The company had set aside by early 2013 a massive $19 billion to pay for potential warranty and representations claims. That means the firm’s profitability won’t feel the pinch when it makes further settlements, and this should make shareholders feel secure. Furthermore, the amount set aside could very well be more than the company needs, and that could give the firm billions of cash remaining after the disputes are settled.
If Bank of America Corp (NYSE:BAC) regains investor confidence…

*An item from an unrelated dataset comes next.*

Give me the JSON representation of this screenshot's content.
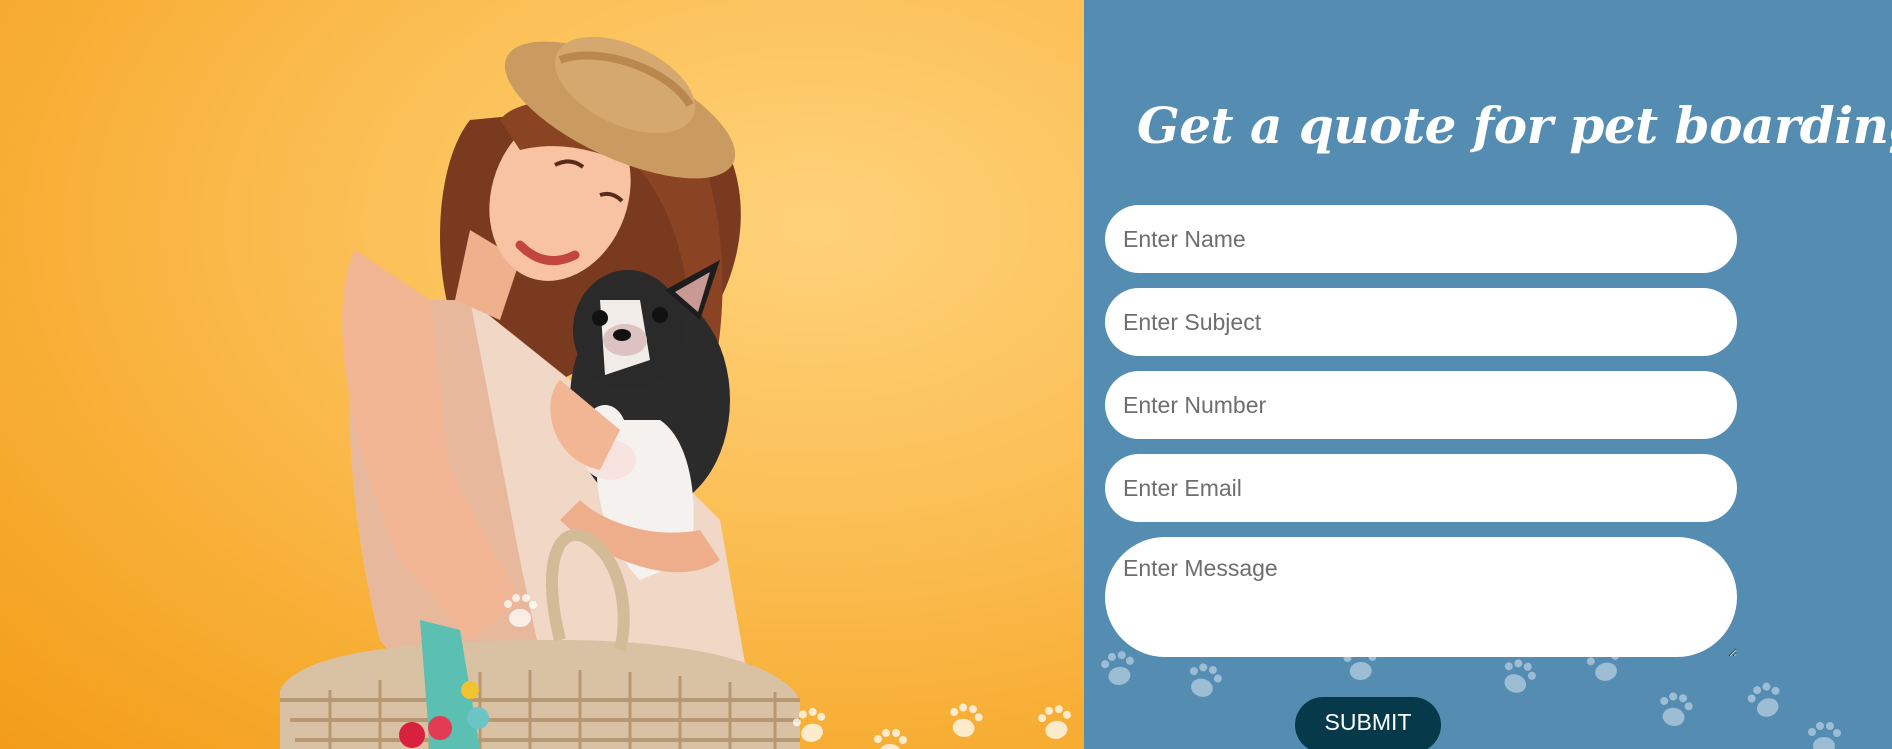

Once the muck of the recession completely blows off of Bank of America Corp (NYSE:BAC), many financials investors will likely pull their money out of firms such as JPMorgan Chase & Co. (NYSE:JPM) and Citigroup Inc (NYSE:C) to invest in BofA, as I see those two firms as already at fair value.
JPMorgan Chase & Co. (NYSE:JPM) has managed to realize reasonable profits, even though faith in the American banking sector has been low. The company is certainly under strict scrutiny from regulators, and this has those working for the firm on their best behavior. With the company already priced well above its pre-recession high, it appears the firm is already fully valued, and could experience a sell-off if investors move back to Bank of America. The firm is priced at nearly $55, and Morningstar sees this as about $2 over fair value.